AFFET VE YENİDEN DOĞUŞU YAŞA


“Başkalarını affetmeyen kimse, kendisinin de üzerinden geçmek zorunda olduğu köprüyü yıkmış olur” (George Hierbdert)

“Bir şeyi bilmek, onu affetmek demektir” (Dünya atasözü)

“Yanlış ve doğru hakkındaki fikirlerinizin ötesinde bir alan var. Sizinle orada buluşacağım. Çimenlerin arasına uzandığınızda, dünyanın doğru-yanlış fikirlerinize ihtiyacı olmadığını göreceksiniz” (Mevlana)
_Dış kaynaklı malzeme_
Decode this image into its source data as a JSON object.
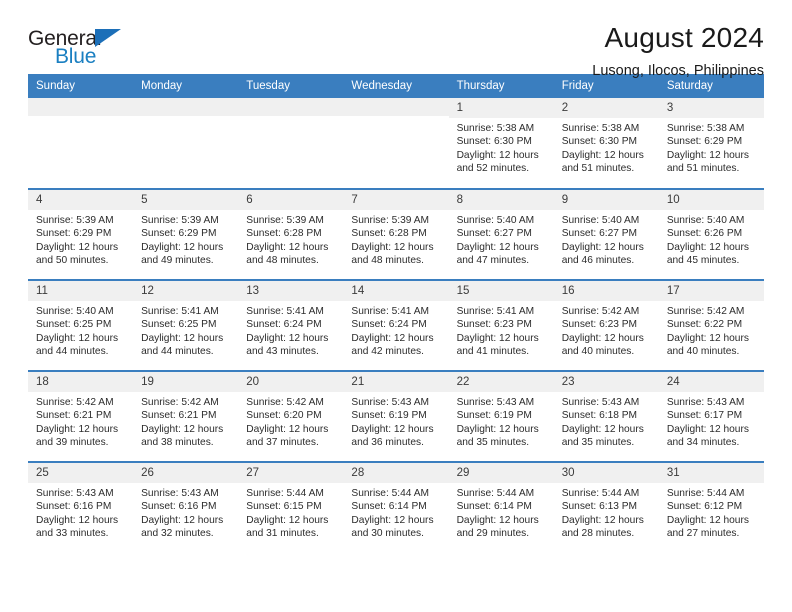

Eğer içinizde hayatın akışına karşı direnç oluşturursanız, bu tıkanıklık bilinçaltınızı karıştıracak ve her türlü olumsuz durumun ortaya çıkmasına neden olacaktır. Dünyadaki olumsuz ve karışık koşullardan biz sorumluyuz. Bütün bu koşullar, kendi türümüzün yıkıcı düşünceleri nedeniyle ortaya çıktı. Bu nedenle sıkıntılarımız ve hastalıklarımız için suçluyu başka bir yerde aramak ciddi bir hata olur.
Yaşam içindeki sürekli gerçekleşmekte olan acılar, ağrılar, sevdiklerin kaybı ile ilgili bir suçlu aradıkça kendimizi cezalandırırız. Gerçeği görebilmek için, kendimiz dışındaki herhangi bir kişiye ya da güce karşı suçlamalarımızdan, öfkelerimizden ve kinimizden vazgeçmek gerekir. Aksi halde sağlıklı, mutlu ve üretken bir yaşam süremeyiz.
Parmağınız kesildiğinde bedeniniz bunu affeder ve hemen iyileşmeniz için tüm gerekenleri o bölgeye gönderir. Yeni hücreler kesiğin üzerinde var gücüyle çalışır.
Hayat size kin duymaz. Sizi hemen affeder. Eğer doğayla uyum içinde düşünerek onunla elbirliği yaparsanız, sağlığı, canlılığı, uyumu ve huzuru size geri getirir. Acımasızlık ve kötülük, hayatın sizin için doğal akmasını engeller.
Başkalarını affetmek, zihinsel huzur ve sağlık için gereklidir. Eğer sağlıklı bir yaşamınız olsun istiyorsanız, sizi incitmiş olan herkesi affetmelisiniz. Önce başkalarını affetmeden kendinizi tamamen affedemezsiniz. Kendinizi affetmeyi reddetmek, gereksiz gururdan ve cehaletten başka bir şey değildir.
Eğer karşınızdaki kişiyi affetmeyi içtenlikle istiyorsanız, engeli büyük ölçüde aşmışsınız demektir. Elbette karşınızdaki kişiyi affetmenin ondan hoşlanmanız ya da onunla bir araya gelmeniz demek olmadığını anlamalısınız. Kimse sizi birinden hoşlanmaya zorlayamaz. Ama hoşlanmadığınız birini sevebilirsiniz.

Gelin bugün “genel af günü” ilan edelim. Hayatımızdaki bizi incitmiş tüm insanları tek tek affedelim. He biri için sağlık, mutluluk, huzur ve hayatın nimetlerini diliyorum. Bunu özgürce, keyifle ve sevgiyle yapıyorum. Ne zaman beni incitmiş olan kişi veya kişileri düşünsem; “sizi azat ettim. Hayatın bütün iyilikleri sizinle olsun” diyorum. Ben özgürüm, onlar da özgür. Bu harika!